In „Alles, was bleibt“, das ihren drei Töchtern gewidmet ist, zieht sie ein vorläufiges Fazit ihrer Arbeit. Neben ihren ersten Begegnungen mit dem Tod im persönlichen Umfeld, ihrem beruflichen Werdegang und ihren dabei behilflichen, von ihr mit großem Respekt betrachteten stummen Lehrern – den Leichen von Körperspendern, die im Studium komplett seziert werden – geht sie auf die Zersetzungs- und Fäulnisprozesse ein, die mit dem Tod im Körper beginnen. Veränderte Trauerrituale sind ebenso ein Thema wie die verschiedenen Formen der Bestattung bis im forensischen Institut der Universität Dundee ein, beschreibt den Ablauf von Sektionen, beispielhafte spezifische Mord- und Vermisstenfälle und die beeindruckenden Begegnung mit Menschen, die ihren Körper nach ihrem Tod der Wissenschaft zur Verfügung stellen wollen. Stets spürbar ist in der Schilderung von Details die Professionalität Blacks, aber auch ihre Faszination und Neugier im Bezug auf den Aufbau des menschlichen Körpers: winzige Details können dabei wichtig sein nicht nur für die Ermittlung der Todesursache, sondern für die Identifikation des Toten selbst.
Überaus bedrückend und zum Teil schwer erträglich sind ihre Ausführungen zu ihren Einsätzen im Kosovo nach dem Krieg und in Indonesien nach der Tsunamikatastrophe.
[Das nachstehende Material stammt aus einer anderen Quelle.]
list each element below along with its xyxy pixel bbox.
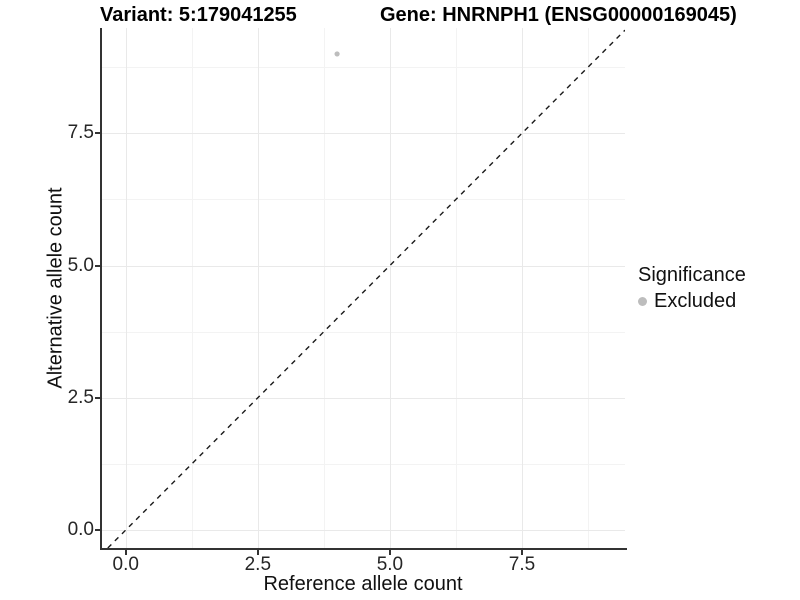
data-point — [334, 51, 340, 57]
x-minor-gridline — [323, 28, 325, 548]
x-tick-label: 0.0 — [112, 554, 139, 575]
y-minor-gridline — [102, 199, 625, 201]
x-tick-label: 2.5 — [244, 554, 272, 575]
x-axis-tick — [256, 550, 259, 555]
y-minor-gridline — [102, 67, 625, 69]
y-axis-tick — [95, 396, 100, 399]
legend: Significance Excluded — [638, 264, 746, 313]
x-minor-gridline — [588, 28, 590, 548]
x-major-gridline — [521, 28, 523, 548]
x-axis-line — [100, 548, 627, 550]
y-minor-gridline — [102, 463, 625, 465]
y-major-gridline — [102, 397, 625, 399]
y-major-gridline — [102, 133, 625, 135]
x-tick-label: 7.5 — [508, 554, 536, 575]
identity-reference-line — [107, 29, 625, 548]
y-axis-tick — [95, 529, 100, 531]
y-tick-label: 7.5 — [67, 122, 94, 144]
legend-item-label: Excluded — [654, 290, 737, 312]
legend-item-excluded: Excluded — [638, 290, 746, 313]
y-minor-gridline — [102, 331, 625, 333]
x-tick-label: 5.0 — [376, 554, 404, 575]
legend-key-dot-icon — [638, 297, 647, 306]
x-axis-tick — [124, 550, 127, 555]
x-axis-title: Reference allele count — [263, 573, 463, 595]
x-minor-gridline — [455, 28, 457, 548]
legend-title: Significance — [638, 264, 746, 286]
x-minor-gridline — [191, 28, 193, 548]
y-axis-tick — [95, 132, 100, 135]
x-major-gridline — [257, 28, 259, 548]
plot-title-gene: Gene: HNRNPH1 (ENSG00000169045) — [380, 4, 737, 26]
plot-canvas — [107, 29, 625, 548]
y-tick-label: 5.0 — [67, 254, 94, 276]
y-axis-line — [100, 28, 102, 550]
y-major-gridline — [102, 265, 625, 267]
y-axis-title: Alternative allele count — [44, 187, 67, 389]
y-tick-label: 0.0 — [67, 519, 94, 540]
x-axis-tick — [388, 550, 391, 555]
plot-title-variant: Variant: 5:179041255 — [100, 4, 297, 26]
y-axis-tick — [95, 264, 100, 267]
x-major-gridline — [389, 28, 391, 548]
y-tick-label: 2.5 — [67, 386, 94, 408]
x-axis-tick — [520, 550, 523, 555]
x-major-gridline — [125, 28, 127, 548]
plot-panel — [102, 28, 625, 548]
y-major-gridline — [102, 530, 625, 531]
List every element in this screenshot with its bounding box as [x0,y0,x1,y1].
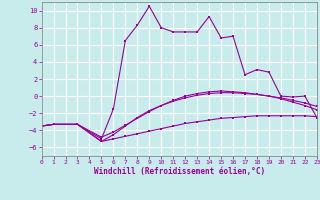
X-axis label: Windchill (Refroidissement éolien,°C): Windchill (Refroidissement éolien,°C) [94,167,265,176]
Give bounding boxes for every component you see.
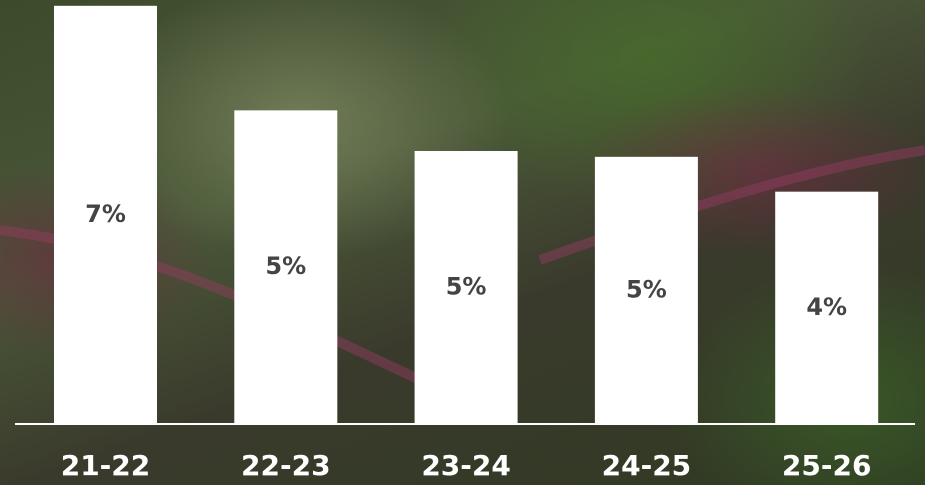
value-label: 4% — [806, 293, 847, 321]
value-label: 7% — [85, 200, 126, 228]
value-label: 5% — [265, 252, 306, 280]
bar — [54, 5, 157, 424]
bar — [775, 191, 879, 424]
x-tick-label: 21-22 — [61, 449, 151, 482]
value-label: 5% — [446, 273, 487, 301]
bar — [234, 110, 338, 424]
x-tick-label: 25-26 — [782, 449, 872, 482]
bar — [594, 156, 698, 425]
bar — [414, 151, 518, 424]
value-label: 5% — [626, 275, 667, 303]
x-tick-label: 24-25 — [602, 449, 692, 482]
x-tick-label: 23-24 — [421, 449, 511, 482]
x-tick-label: 22-23 — [241, 449, 331, 482]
Zugleich aber ist spürbar, wie wichtig die Arbeit von forensischer Experten bei der Identifizierung von Toten nach Katastrophen, Terrorakten oder Kriegen ist: sie geben den Toten buchstäblich das Gesicht zurück und den Angehörigen die Gewissheit, wo ein geliebter Mensch abgeblieben ist und was im widerfuhr. Sue Black lässt dabei auch erkennen, wie wichtig die innere Distanz forensischer Experten zu ihrer Arbeit ist: nicht wenige schaffen es nicht, diese professionelle Distanz zu wahren und die zum Teil schrecklichen Erkenntnisse ihrer Arbeit nicht in ihr Innerstes vorzulassen. Auch für Sue Black, die hier bemerkenswerte mentale Techniken für sich entwickelt hat, ist diese Grenze nicht immer leicht zu wahren: könnte sie es nicht, ist sie sicher, ihre Arbeit sofort beenden zu müssen.
Ihr Buch ist trotz der teilweise ungewohnten, dabei stets den Respekt vor den Toten und ihren Geschichten spürbaren Drastik der Darstellung überaus lesenswert nicht nur bezüglich des darin vermittelten Wissens über die Arbeit von Forensikern: zugleich plädiert sie zum einen leidenschaftlich für die Sektion als Mittel der Schulung angehender Mediziner, die trotz moderner Verfahren nicht zu ersetzen sei in der medizinischen Ausbildung.
Zum anderen wird deutlich, wie wichtig gut ausgestattete gerichtsmedizinische Institute, aber auch schnell reagierende internationale Kooperationen im Katastrophenfall sind. Erstaunlich ist auch, wieviel die sterblichen Überreste eines Menschen nach Jahrzehnten der Forschung mittlerweile Fachleuten erzählen können – und wo allem fiktiven Forensikern in Film und Buch zum Trotz immer noch die Grenzen liegen.
Eine klare Empfehlung für alle, die an Naturwissenschaft, Medizin und Kriminologie zugleich interessiert sind.
Danke, Jarg.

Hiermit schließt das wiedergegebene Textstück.